Dr Simon Cox1, Dr Jonathan Yu1
1CSIRO, Clayton , Australia
Finding, using and trusting high quality datasets in any discipline is a “grand-challenge”. Often datasets are not curated in a way that allows for users or machines to decide they are fit-for-purpose. Conversely, data providers lack tooling and guidance about the quality or lack thereof of datasets they are publishing.
To address this gap, we have developed a 5-star data rating system that considers data quality criteria based on the FAIR data principles. Our rating system includes specific metrics (or examples) of how the FAIR principles could be met, to serve as concrete goals for data providers to aim for. This is particularly useful for FAIR’s Interoperable and Reusable principles (broken down into loadable, useable, and comprehensible). We make suggestions around formats and technologies, drawn from our experience with geospatial data. The FAIR principles are covered in CSIRO 5-star Data Ratings criteria, and we add published, updated/maintained, and trusted which are not covered by the FAIR principles.
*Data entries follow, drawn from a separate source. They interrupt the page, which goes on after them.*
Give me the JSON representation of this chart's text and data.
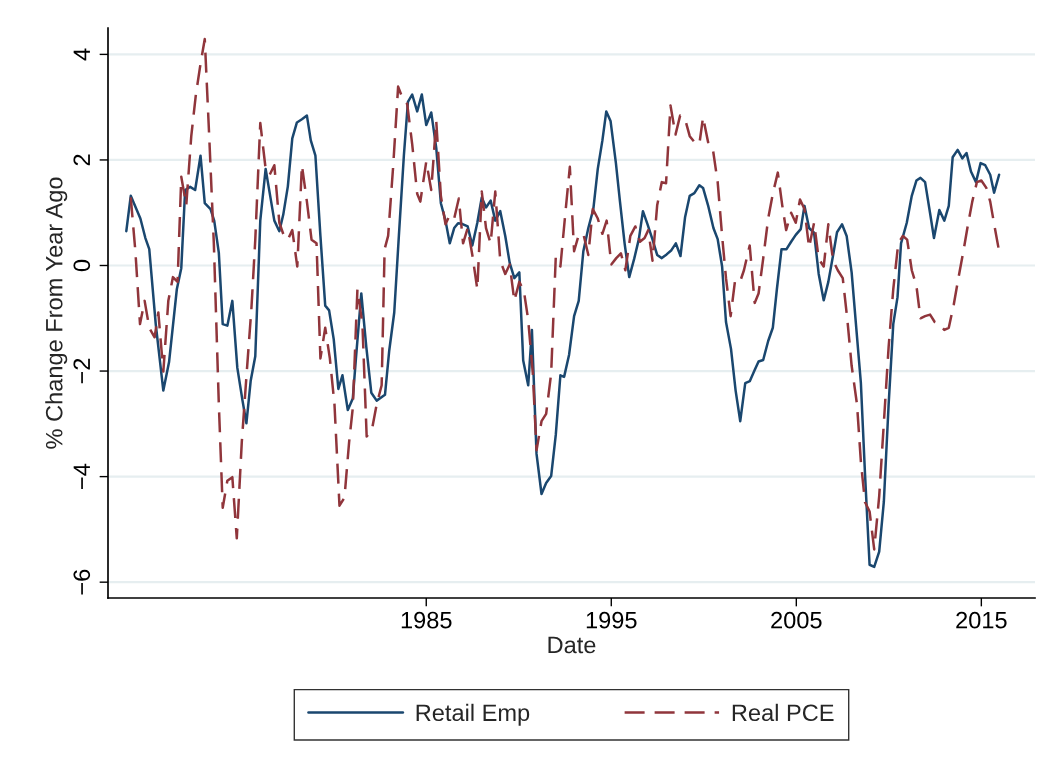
{
  "chart_data": {
    "type": "line",
    "xlabel": "Date",
    "ylabel": "% Change From Year Ago",
    "xlim": [
      1967.8,
      2017.9
    ],
    "xticks": [
      1985,
      1995,
      2005,
      2015
    ],
    "ylim": [
      -6.3,
      4.5
    ],
    "yticks": [
      {
        "value": -6,
        "label": "−6"
      },
      {
        "value": -4,
        "label": "−4"
      },
      {
        "value": -2,
        "label": "−2"
      },
      0,
      2,
      4
    ],
    "grid": "y",
    "legend": "bottom",
    "marker": "none",
    "series": [
      {
        "name": "Retail Emp",
        "color": "#1a476f",
        "line_style": "solid",
        "x": [
          1968.79,
          1969.03,
          1969.55,
          1969.82,
          1970.03,
          1970.38,
          1970.79,
          1971.1,
          1971.52,
          1971.76,
          1971.97,
          1972.24,
          1972.51,
          1972.8,
          1973.03,
          1973.34,
          1973.54,
          1973.79,
          1974.0,
          1974.25,
          1974.52,
          1974.79,
          1975.07,
          1975.28,
          1975.51,
          1975.76,
          1976.03,
          1976.32,
          1976.79,
          1977.06,
          1977.27,
          1977.52,
          1977.76,
          1978.01,
          1978.28,
          1978.55,
          1978.76,
          1979.01,
          1979.28,
          1979.54,
          1979.75,
          1980.0,
          1980.25,
          1980.47,
          1980.76,
          1981.03,
          1981.2,
          1981.49,
          1981.76,
          1982.03,
          1982.32,
          1982.77,
          1983.0,
          1983.27,
          1983.52,
          1983.79,
          1984.01,
          1984.24,
          1984.51,
          1984.76,
          1985.0,
          1985.27,
          1985.54,
          1985.79,
          1986.04,
          1986.27,
          1986.51,
          1986.72,
          1986.93,
          1987.24,
          1987.49,
          1987.76,
          1988.0,
          1988.23,
          1988.48,
          1988.73,
          1989.0,
          1989.27,
          1989.51,
          1989.76,
          1990.03,
          1990.24,
          1990.51,
          1990.71,
          1990.96,
          1991.23,
          1991.48,
          1991.75,
          1992.0,
          1992.25,
          1992.45,
          1992.72,
          1992.99,
          1993.24,
          1993.49,
          1993.76,
          1994.03,
          1994.27,
          1994.52,
          1994.73,
          1994.96,
          1995.25,
          1995.47,
          1995.72,
          1995.97,
          1996.24,
          1996.49,
          1996.71,
          1996.96,
          1997.23,
          1997.48,
          1997.73,
          1997.99,
          1998.25,
          1998.49,
          1998.74,
          1998.99,
          1999.24,
          1999.49,
          1999.76,
          1999.96,
          2000.23,
          2000.52,
          2000.75,
          2000.99,
          2001.2,
          2001.47,
          2001.72,
          2001.97,
          2002.24,
          2002.49,
          2002.75,
          2002.96,
          2003.21,
          2003.48,
          2003.73,
          2003.95,
          2004.2,
          2004.47,
          2004.72,
          2004.97,
          2005.24,
          2005.44,
          2005.69,
          2005.96,
          2006.21,
          2006.48,
          2006.73,
          2006.99,
          2007.2,
          2007.47,
          2007.72,
          2007.99,
          2008.24,
          2008.49,
          2008.71,
          2008.96,
          2009.21,
          2009.48,
          2009.73,
          2009.99,
          2010.24,
          2010.47,
          2010.66,
          2010.97,
          2011.24,
          2011.49,
          2011.71,
          2011.96,
          2012.23,
          2012.44,
          2012.73,
          2013.0,
          2013.24,
          2013.45,
          2013.72,
          2013.97,
          2014.2,
          2014.44,
          2014.71,
          2014.96,
          2015.21,
          2015.48,
          2015.69,
          2015.96
        ],
        "values": [
          0.65,
          1.32,
          0.89,
          0.52,
          0.31,
          -1.11,
          -2.37,
          -1.83,
          -0.45,
          -0.05,
          1.43,
          1.49,
          1.43,
          2.08,
          1.18,
          1.07,
          0.85,
          0.24,
          -1.11,
          -1.14,
          -0.67,
          -1.94,
          -2.56,
          -2.99,
          -2.19,
          -1.72,
          0.85,
          1.83,
          0.85,
          0.65,
          0.96,
          1.5,
          2.41,
          2.71,
          2.77,
          2.84,
          2.37,
          2.08,
          0.56,
          -0.76,
          -0.85,
          -1.4,
          -2.34,
          -2.08,
          -2.74,
          -2.52,
          -1.76,
          -0.53,
          -1.54,
          -2.41,
          -2.56,
          -2.45,
          -1.61,
          -0.89,
          0.56,
          2.08,
          3.1,
          3.24,
          2.92,
          3.24,
          2.66,
          2.9,
          2.23,
          1.18,
          0.85,
          0.42,
          0.71,
          0.8,
          0.79,
          0.74,
          0.38,
          0.81,
          1.29,
          1.1,
          1.23,
          0.85,
          1.03,
          0.56,
          0.05,
          -0.24,
          -0.13,
          -1.8,
          -2.27,
          -1.22,
          -3.57,
          -4.33,
          -4.12,
          -3.99,
          -3.21,
          -2.08,
          -2.11,
          -1.69,
          -0.96,
          -0.67,
          0.27,
          0.71,
          1.07,
          1.83,
          2.37,
          2.92,
          2.74,
          1.94,
          1.21,
          0.42,
          -0.22,
          0.13,
          0.5,
          1.03,
          0.78,
          0.49,
          0.2,
          0.14,
          0.21,
          0.29,
          0.42,
          0.18,
          0.92,
          1.32,
          1.37,
          1.52,
          1.47,
          1.14,
          0.71,
          0.5,
          -0.02,
          -1.07,
          -1.58,
          -2.37,
          -2.95,
          -2.23,
          -2.19,
          -1.98,
          -1.82,
          -1.79,
          -1.43,
          -1.18,
          -0.45,
          0.31,
          0.31,
          0.45,
          0.58,
          0.69,
          1.13,
          0.71,
          0.62,
          -0.16,
          -0.66,
          -0.31,
          0.2,
          0.63,
          0.78,
          0.56,
          -0.13,
          -1.18,
          -2.23,
          -3.93,
          -5.67,
          -5.71,
          -5.42,
          -4.48,
          -2.63,
          -1.11,
          -0.6,
          0.42,
          0.81,
          1.32,
          1.61,
          1.66,
          1.58,
          0.99,
          0.52,
          1.05,
          0.85,
          1.13,
          2.05,
          2.19,
          2.03,
          2.13,
          1.78,
          1.58,
          1.94,
          1.9,
          1.72,
          1.38,
          1.72
        ]
      },
      {
        "name": "Real PCE",
        "color": "#90353b",
        "line_style": "dashed",
        "x": [
          1969.03,
          1969.28,
          1969.53,
          1969.78,
          1970.03,
          1970.32,
          1970.52,
          1970.79,
          1971.06,
          1971.31,
          1971.56,
          1971.76,
          1972.03,
          1972.3,
          1972.55,
          1972.8,
          1973.03,
          1973.27,
          1973.52,
          1973.79,
          1974.0,
          1974.25,
          1974.52,
          1974.76,
          1975.03,
          1975.3,
          1975.55,
          1975.76,
          1976.03,
          1976.32,
          1976.54,
          1976.79,
          1977.06,
          1977.31,
          1977.52,
          1977.76,
          1978.03,
          1978.28,
          1978.55,
          1978.8,
          1979.07,
          1979.28,
          1979.54,
          1979.79,
          1980.04,
          1980.31,
          1980.58,
          1980.83,
          1981.03,
          1981.28,
          1981.55,
          1981.78,
          1982.07,
          1982.32,
          1982.59,
          1982.75,
          1982.94,
          1983.21,
          1983.48,
          1983.72,
          1983.97,
          1984.24,
          1984.51,
          1984.68,
          1985.0,
          1985.27,
          1985.54,
          1985.79,
          1986.04,
          1986.27,
          1986.51,
          1986.76,
          1986.99,
          1987.24,
          1987.49,
          1987.76,
          1988.0,
          1988.23,
          1988.48,
          1988.73,
          1989.0,
          1989.27,
          1989.51,
          1989.76,
          1990.03,
          1990.28,
          1990.51,
          1990.76,
          1990.96,
          1991.23,
          1991.48,
          1991.75,
          1992.0,
          1992.25,
          1992.52,
          1992.76,
          1992.99,
          1993.24,
          1993.49,
          1993.76,
          1994.0,
          1994.27,
          1994.52,
          1994.75,
          1995.0,
          1995.27,
          1995.52,
          1995.76,
          1996.03,
          1996.3,
          1996.55,
          1996.8,
          1997.0,
          1997.23,
          1997.48,
          1997.73,
          1997.96,
          1998.2,
          1998.47,
          1998.72,
          1998.99,
          1999.24,
          1999.49,
          1999.76,
          1999.96,
          2000.23,
          2000.48,
          2000.75,
          2000.99,
          2001.2,
          2001.45,
          2001.68,
          2001.93,
          2002.17,
          2002.48,
          2002.75,
          2002.96,
          2003.21,
          2003.48,
          2003.73,
          2004.0,
          2004.24,
          2004.45,
          2004.72,
          2004.97,
          2005.2,
          2005.44,
          2005.69,
          2005.96,
          2006.21,
          2006.48,
          2006.73,
          2006.99,
          2007.24,
          2007.51,
          2007.76,
          2007.99,
          2008.28,
          2008.49,
          2008.71,
          2008.96,
          2009.21,
          2009.48,
          2009.73,
          2009.99,
          2010.24,
          2010.51,
          2010.76,
          2010.99,
          2011.24,
          2011.49,
          2011.71,
          2011.96,
          2012.23,
          2012.48,
          2012.73,
          2013.0,
          2013.24,
          2013.51,
          2013.76,
          2014.03,
          2014.28,
          2014.51,
          2014.76,
          2015.0,
          2015.27,
          2015.48,
          2015.73,
          2015.96
        ],
        "values": [
          1.29,
          0.27,
          -1.11,
          -0.67,
          -1.18,
          -1.36,
          -0.89,
          -2.01,
          -0.67,
          -0.22,
          -0.31,
          1.68,
          1.14,
          2.45,
          3.24,
          3.82,
          4.29,
          2.45,
          0.42,
          -2.63,
          -4.59,
          -4.08,
          -4.01,
          -5.17,
          -3.35,
          -2.01,
          -0.82,
          0.49,
          2.7,
          1.83,
          1.72,
          1.9,
          0.81,
          0.56,
          0.49,
          0.67,
          -0.02,
          1.9,
          1.21,
          0.49,
          0.42,
          -1.76,
          -1.18,
          -1.76,
          -2.63,
          -4.55,
          -4.4,
          -3.35,
          -2.7,
          -0.45,
          -1.11,
          -3.24,
          -3.1,
          -2.63,
          -2.27,
          0.31,
          0.56,
          1.87,
          3.39,
          3.17,
          3.06,
          2.3,
          1.36,
          1.21,
          1.97,
          1.43,
          2.74,
          1.32,
          0.78,
          0.96,
          0.89,
          1.27,
          0.42,
          0.71,
          0.2,
          -0.45,
          1.4,
          0.71,
          0.42,
          1.4,
          0.09,
          -0.16,
          0.02,
          -0.67,
          -0.31,
          -0.49,
          -1.03,
          -2.05,
          -3.5,
          -2.95,
          -2.81,
          -2.05,
          0.16,
          -0.02,
          1.0,
          1.87,
          0.27,
          0.58,
          0.6,
          0.2,
          1.07,
          0.89,
          0.6,
          0.85,
          0.02,
          0.14,
          0.23,
          -0.09,
          0.56,
          0.74,
          0.45,
          0.52,
          0.67,
          0.09,
          1.14,
          1.58,
          1.56,
          3.03,
          2.48,
          2.84,
          2.77,
          2.45,
          2.34,
          2.3,
          2.81,
          2.34,
          2.23,
          1.58,
          0.56,
          -0.24,
          -0.96,
          -0.31,
          -0.34,
          -0.09,
          0.38,
          -0.71,
          -0.53,
          0.13,
          0.89,
          1.36,
          1.76,
          1.14,
          0.67,
          1.0,
          0.81,
          1.25,
          1.07,
          0.34,
          0.81,
          0.13,
          -0.02,
          0.78,
          0.09,
          -0.09,
          -0.24,
          -1.03,
          -1.9,
          -2.63,
          -3.72,
          -4.48,
          -4.66,
          -5.38,
          -4.37,
          -2.99,
          -1.54,
          -0.45,
          0.42,
          0.56,
          0.49,
          -0.09,
          -0.38,
          -1.0,
          -0.96,
          -0.93,
          -1.07,
          -1.11,
          -1.22,
          -1.18,
          -0.74,
          -0.24,
          0.27,
          0.78,
          1.21,
          1.58,
          1.61,
          1.47,
          1.21,
          0.71,
          0.27
        ]
      }
    ]
  }
}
We have also developed a companion 5-star Data Rating tool to allow self-assessment of a dataset using the above qualities, and ratings for each quality. The tool allows users to rate their data according to its current state. Questions presented to users also serve as tangible targets showing how one can to improve their data publication. See http://oznome.csiro.au/5star/
We present examples in the context of Australian government and research data showing how we can use this tool to assess data quality and suggest improvements.
Simon has been researching standards for publication and transfer of earth and environmental science data since the emergence of the world wide web. Starting in geophysics and mineral exploration, he has engaged with most areas of environmental science, including water resources, marine data, meteorology, soil, ecology and biodiversity. He is principal- or co-author of a number of international standards, including Geography Markup Language, and Observations & Measurements, that have been broadly adopted in Australia and Internationally. The value of these is in enabling data from multiple origins and disciplines to be combined more effectively, which is essential in tackling most contemporary problems in science and society. His current work focuses on aligning science information with the semantic web technologies and linked open data principles, and the formalization, publication and maintenance of controlled vocabularies and similar reference data.